The Origin of German Tragic Drama
by Walter Benjamin, translated by John Osborne
New Left Books (London), 256 pp., £7.25
But Marlow was not typical (if his propensity to spin yarns be excepted), and to him the meaning of an episode was not inside like a kernel but outside, enveloping the tale which brought it out only as a glow brings out a haze, in the likeness of one of these misty halos that sometimes are made visible by the spectral illumination of moonshine.
—Joseph Conrad, Heart of Darkness
The reputation of the German philosopher-critic Walter Benjamin is now secure; paradoxically it has been given its firm basis by the disputes among those who believe they have a claim upon him, and by the widely differing interpretations of his work. The history of the dispersal of his papers and their posthumous publication has been determined by these conflicting and disparate claims.
Just before his death in 1940, some of his manuscripts were confiscated by the Gestapo: these have now turned up in East Germany. Many others were preserved through the war at the Bibliothèque Nationale by the surrealist author Georges Bataille. Benjamin’s great friend Gershom Scholem, professor of Jewish mysticism in Jerusalem, had many copies; most of the rest came from Theodor Wiesengrund Adorno, one of the founders of the idiosyncratic version of Marxism called the Frankfurt School. Scholem openly disapproves of the Marxist influence on Benjamin; Marxists in turn generally discount, or attempt to ignore, the theological elements always present in his work.

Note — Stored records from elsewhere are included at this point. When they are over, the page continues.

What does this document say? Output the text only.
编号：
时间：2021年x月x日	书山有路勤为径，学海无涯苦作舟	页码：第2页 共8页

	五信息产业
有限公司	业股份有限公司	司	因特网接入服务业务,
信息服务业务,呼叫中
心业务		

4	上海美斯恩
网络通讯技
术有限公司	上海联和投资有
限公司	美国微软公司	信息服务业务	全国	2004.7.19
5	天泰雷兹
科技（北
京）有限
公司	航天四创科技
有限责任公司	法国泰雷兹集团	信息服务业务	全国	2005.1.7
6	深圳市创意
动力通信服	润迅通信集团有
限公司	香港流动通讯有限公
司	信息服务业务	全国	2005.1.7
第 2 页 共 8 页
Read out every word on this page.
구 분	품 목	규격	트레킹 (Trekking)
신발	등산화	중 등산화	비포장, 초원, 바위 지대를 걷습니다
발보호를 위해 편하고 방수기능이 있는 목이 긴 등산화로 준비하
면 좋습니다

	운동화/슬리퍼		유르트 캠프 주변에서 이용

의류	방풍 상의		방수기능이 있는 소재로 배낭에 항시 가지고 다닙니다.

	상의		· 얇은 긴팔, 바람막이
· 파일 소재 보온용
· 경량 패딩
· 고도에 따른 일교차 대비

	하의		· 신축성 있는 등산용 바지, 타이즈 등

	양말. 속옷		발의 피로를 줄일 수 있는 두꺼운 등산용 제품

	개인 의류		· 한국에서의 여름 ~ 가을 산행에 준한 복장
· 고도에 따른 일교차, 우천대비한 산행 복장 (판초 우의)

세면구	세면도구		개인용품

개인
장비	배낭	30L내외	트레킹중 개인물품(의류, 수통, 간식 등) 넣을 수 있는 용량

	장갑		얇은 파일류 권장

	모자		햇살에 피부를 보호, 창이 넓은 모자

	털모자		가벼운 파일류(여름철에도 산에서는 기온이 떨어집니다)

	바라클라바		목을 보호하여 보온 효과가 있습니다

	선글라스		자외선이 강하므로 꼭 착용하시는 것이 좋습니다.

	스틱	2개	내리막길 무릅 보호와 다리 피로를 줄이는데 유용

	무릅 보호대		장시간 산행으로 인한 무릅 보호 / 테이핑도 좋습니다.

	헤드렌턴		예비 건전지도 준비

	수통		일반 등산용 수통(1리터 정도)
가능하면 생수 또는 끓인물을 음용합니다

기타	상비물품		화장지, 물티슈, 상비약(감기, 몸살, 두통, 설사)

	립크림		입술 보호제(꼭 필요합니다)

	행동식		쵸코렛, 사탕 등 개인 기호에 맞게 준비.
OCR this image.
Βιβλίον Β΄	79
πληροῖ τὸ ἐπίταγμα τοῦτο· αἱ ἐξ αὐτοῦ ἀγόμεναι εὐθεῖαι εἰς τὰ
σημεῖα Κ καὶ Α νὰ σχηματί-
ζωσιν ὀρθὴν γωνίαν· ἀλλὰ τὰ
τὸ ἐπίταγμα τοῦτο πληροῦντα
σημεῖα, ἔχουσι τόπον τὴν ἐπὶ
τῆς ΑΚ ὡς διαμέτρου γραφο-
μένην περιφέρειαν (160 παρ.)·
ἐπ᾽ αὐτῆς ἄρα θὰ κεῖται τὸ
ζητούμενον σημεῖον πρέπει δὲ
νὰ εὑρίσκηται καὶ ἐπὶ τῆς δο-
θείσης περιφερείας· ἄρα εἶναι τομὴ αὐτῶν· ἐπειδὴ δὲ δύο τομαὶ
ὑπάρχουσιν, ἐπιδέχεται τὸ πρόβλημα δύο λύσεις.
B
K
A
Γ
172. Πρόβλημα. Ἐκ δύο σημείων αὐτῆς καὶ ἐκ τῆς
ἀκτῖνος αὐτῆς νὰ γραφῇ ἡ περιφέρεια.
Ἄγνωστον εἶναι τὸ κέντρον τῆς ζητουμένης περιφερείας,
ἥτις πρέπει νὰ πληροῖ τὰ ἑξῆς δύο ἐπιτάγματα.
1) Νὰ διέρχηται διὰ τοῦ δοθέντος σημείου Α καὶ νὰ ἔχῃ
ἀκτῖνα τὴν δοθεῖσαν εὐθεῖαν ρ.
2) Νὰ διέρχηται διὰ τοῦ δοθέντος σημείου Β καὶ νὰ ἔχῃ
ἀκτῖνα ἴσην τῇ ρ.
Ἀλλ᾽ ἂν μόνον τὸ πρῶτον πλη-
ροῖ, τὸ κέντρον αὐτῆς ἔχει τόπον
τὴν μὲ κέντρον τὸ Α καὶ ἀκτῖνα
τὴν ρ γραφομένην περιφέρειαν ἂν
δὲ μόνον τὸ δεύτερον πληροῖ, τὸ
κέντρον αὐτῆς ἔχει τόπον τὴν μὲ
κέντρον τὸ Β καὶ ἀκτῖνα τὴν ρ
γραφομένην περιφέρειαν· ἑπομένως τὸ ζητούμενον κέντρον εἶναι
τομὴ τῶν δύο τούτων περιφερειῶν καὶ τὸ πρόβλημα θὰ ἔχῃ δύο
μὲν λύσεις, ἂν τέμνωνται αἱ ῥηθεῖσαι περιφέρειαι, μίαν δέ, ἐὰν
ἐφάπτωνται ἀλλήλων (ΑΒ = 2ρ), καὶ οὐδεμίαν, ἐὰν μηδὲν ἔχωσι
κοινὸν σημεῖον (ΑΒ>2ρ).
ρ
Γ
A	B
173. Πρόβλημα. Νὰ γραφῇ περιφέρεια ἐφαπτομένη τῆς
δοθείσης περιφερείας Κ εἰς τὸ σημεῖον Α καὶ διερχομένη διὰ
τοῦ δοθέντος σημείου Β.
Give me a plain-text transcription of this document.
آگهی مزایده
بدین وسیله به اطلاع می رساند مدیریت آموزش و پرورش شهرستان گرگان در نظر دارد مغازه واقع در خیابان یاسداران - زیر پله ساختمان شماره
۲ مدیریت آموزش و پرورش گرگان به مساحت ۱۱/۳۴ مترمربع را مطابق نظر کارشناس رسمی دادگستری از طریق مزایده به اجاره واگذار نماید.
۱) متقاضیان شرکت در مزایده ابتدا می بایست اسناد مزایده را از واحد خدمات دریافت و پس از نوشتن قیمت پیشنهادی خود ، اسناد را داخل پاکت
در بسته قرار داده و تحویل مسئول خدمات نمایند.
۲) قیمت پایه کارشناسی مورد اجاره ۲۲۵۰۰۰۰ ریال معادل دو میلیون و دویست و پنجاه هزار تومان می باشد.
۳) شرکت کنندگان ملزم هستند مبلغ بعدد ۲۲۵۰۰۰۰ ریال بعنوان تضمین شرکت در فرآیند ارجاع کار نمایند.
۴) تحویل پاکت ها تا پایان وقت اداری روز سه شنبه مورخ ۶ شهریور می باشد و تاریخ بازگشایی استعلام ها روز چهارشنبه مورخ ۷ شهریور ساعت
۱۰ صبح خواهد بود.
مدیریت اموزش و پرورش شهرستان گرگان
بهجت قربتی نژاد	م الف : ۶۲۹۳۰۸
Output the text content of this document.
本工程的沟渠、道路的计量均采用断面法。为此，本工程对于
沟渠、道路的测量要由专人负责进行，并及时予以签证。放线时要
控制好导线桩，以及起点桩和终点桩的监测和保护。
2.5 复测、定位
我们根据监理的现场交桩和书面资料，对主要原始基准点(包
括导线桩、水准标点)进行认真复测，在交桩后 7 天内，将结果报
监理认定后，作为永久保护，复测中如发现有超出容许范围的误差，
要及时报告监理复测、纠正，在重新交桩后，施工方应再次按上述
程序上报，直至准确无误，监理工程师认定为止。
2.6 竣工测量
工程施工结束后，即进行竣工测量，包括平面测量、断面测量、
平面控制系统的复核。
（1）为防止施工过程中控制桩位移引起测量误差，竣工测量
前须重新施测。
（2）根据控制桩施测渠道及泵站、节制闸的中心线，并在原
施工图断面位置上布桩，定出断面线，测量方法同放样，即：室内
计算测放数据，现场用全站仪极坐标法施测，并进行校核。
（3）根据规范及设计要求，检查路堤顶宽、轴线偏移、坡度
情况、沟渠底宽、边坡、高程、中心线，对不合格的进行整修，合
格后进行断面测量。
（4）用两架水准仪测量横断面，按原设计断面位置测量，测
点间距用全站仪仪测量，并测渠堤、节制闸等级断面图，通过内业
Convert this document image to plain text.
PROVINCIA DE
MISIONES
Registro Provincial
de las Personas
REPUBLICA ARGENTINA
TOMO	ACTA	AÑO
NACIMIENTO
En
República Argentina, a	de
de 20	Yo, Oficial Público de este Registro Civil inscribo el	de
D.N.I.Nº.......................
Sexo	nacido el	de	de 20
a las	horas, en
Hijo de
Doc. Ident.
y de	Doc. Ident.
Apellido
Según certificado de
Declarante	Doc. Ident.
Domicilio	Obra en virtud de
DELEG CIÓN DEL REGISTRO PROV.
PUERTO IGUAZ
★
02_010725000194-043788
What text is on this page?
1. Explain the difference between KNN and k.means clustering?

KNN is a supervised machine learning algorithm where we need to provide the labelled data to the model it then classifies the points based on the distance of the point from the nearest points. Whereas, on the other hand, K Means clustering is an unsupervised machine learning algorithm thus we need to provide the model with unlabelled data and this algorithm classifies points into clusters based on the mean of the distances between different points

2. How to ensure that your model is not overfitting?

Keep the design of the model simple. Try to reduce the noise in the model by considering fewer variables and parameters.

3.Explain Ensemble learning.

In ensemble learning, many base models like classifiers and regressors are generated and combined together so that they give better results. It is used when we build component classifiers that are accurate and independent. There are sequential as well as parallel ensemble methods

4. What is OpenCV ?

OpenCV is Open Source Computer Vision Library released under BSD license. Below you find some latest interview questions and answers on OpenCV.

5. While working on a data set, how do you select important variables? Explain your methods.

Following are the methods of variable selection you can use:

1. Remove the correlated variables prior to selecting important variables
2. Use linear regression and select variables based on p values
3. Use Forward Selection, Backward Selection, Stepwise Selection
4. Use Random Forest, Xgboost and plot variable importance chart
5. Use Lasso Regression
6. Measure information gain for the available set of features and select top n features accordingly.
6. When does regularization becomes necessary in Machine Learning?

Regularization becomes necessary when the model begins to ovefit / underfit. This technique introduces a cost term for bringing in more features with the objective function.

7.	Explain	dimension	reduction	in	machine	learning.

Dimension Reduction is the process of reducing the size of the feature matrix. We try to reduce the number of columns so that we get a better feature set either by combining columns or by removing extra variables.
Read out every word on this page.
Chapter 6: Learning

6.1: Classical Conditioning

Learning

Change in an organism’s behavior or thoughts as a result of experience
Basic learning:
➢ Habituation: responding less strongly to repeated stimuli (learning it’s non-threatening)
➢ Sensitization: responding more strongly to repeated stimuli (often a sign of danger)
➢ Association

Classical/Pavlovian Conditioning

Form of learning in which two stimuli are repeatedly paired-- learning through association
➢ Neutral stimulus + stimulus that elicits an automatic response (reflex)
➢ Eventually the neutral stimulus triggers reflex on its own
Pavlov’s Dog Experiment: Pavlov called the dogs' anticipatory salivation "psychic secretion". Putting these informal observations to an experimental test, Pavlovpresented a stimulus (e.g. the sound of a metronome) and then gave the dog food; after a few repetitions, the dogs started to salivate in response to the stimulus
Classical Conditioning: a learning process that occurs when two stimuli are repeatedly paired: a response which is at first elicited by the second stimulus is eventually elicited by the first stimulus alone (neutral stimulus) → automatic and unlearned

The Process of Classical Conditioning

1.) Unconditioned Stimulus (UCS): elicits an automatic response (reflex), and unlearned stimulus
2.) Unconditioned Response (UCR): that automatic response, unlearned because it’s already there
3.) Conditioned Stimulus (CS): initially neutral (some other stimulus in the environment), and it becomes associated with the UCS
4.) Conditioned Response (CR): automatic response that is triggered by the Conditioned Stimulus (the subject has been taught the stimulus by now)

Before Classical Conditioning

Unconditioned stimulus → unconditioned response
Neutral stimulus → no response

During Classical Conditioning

His publisher in the West is the fashionable and respectable left-wing firm of Suhrkamp. The East Germans publish another edition, and accuse the Western editors of denaturing Benjamin’s late Marxist thought. The two editions show little divergence.
Benjamin’s work has been less an influential force than a quarry: he has been pillaged but not imitated. He provided what seemed most original in Marshall McLuhan’s theories and in André Malraux’s writing on art. The structuralists—whoever they were (no one answers to that name any more)—have claimed him as their own, but then so have mystics, neo-idealists, liberals, and followers of Bertolt Brecht. Frank Kermode has called him the greatest critic of the century, but Kermode’s own work has remained relatively untouched by Benjamin’s methods. Benjamin’s study of what might be called the post-history or the afterlife of works of literature has spurred the recent interest in the “history of reception” among younger critics in Germany—principally Hans Robert Jauss—but they cannot be said to share his philosophy. Only the late Peter Szondi, the most distinguished German literary critic since Benjamin’s death, has shown a genuine affinity for Benjamin’s thought. Most academic work pays him a brief homage, lists his work in the bibliography, and otherwise ignores him.
Plundered without acknowledgment, appropriated without confrontation—his work has met with a degree of misunderstanding that would no doubt have seemed suitable to Benjamin himself, who was thoroughly aware of its esoteric nature. This esoteric quality adds to the work’s prestige, protects its aura.